Kekuatan Yuan yang dahsyat menerobos udara, mengandung daya hancur yang menakjubkan saat menyebar ke arah Mo Ling seperti kilat. Kecepatannya secepat petir.
Ekspresi Mo Ling berubah ketika dia merasakan kekuatan liar dan dahsyat ini. Dia baru saja akan membalas ketika suara angin tiba-tiba terdengar dari belakang mereka. Sebuah sosok seperti menara logam yang kuat mendarat dengan keras di depannya, dan bayangan tongkat yang sangat kuat muncul dan langsung menghantam badai Kekuatan Yuan.
“Enyah!”
Jeritan rendah dan dalam terdengar saat kekuatan mengerikan menyebar dari tongkat itu. Semua orang terkejut melihat tubuh pria berambut putih itu terlempar ke belakang. Dengan bunyi ‘bang’, ia menabrak pohon besar sebelum jatuh tersungkur dengan menyedihkan.
Mata pria berwajah dingin berpakaian hitam itu semakin gelap saat ini. Dia membuat gerakan menjentikkan jari, dan sebuah belati berwarna hitam berkelebat dan muncul. Dengan sentakan lengannya, cahaya hitam tampak menembus udara. Cahaya ini mengandung angin yang mampu membelah tubuh seorang ahli tingkat Nirvana empat Yuan, dan melesat ke arah tenggorokan Little Flame dengan sudut yang licik.
Dentang!
Cahaya hitam melesat melewatinya. Namun, ketika masih beberapa meter dari Little Flame, sebuah cahaya hijau tiba-tiba melesat keluar dari belakangnya. Cahaya itu bertabrakan dengan dahsyat dengan cahaya hitam, menghancurkan belati itu dengan paksa.
Desis!
Ekspresi pria berpakaian hitam dingin itu tiba-tiba berubah ketika belati itu hancur. Dalam pantulan matanya, sesosok muncul di depannya seperti hantu, sebelum sisik hijau dingin yang berkedip-kedip berhenti di depan dahinya.
“Saya rasa saya, Lin Dong, masih bisa menangani masalah ini di sini.”

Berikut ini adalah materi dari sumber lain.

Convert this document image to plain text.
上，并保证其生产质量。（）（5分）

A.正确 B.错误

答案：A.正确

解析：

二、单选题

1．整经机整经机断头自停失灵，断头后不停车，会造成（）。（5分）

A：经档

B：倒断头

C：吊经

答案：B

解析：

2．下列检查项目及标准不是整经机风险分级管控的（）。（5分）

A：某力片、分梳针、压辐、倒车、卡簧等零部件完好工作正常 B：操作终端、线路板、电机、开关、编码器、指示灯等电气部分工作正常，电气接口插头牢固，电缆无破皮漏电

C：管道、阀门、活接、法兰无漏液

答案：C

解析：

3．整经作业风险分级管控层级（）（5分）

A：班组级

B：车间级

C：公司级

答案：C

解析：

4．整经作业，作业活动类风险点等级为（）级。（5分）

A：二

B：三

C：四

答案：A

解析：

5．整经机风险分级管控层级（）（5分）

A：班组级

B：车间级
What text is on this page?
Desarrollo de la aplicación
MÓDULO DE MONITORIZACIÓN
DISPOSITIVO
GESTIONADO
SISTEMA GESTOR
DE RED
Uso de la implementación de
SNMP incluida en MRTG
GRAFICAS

Seluruh tempat itu hening. Lin Dong tersenyum kecil sambil memperhatikan banyak wajah yang terkejut. Suaranya yang lembut terdengar dingin dan menggema pelan.
“Lin Dong?”
Nama yang terucap dari mulut Lin Dong tiba-tiba membuat pupil mata sejumlah orang menyempit dengan cepat. Pada saat ini, mereka akhirnya menyadari siapa Lin Dong sebenarnya.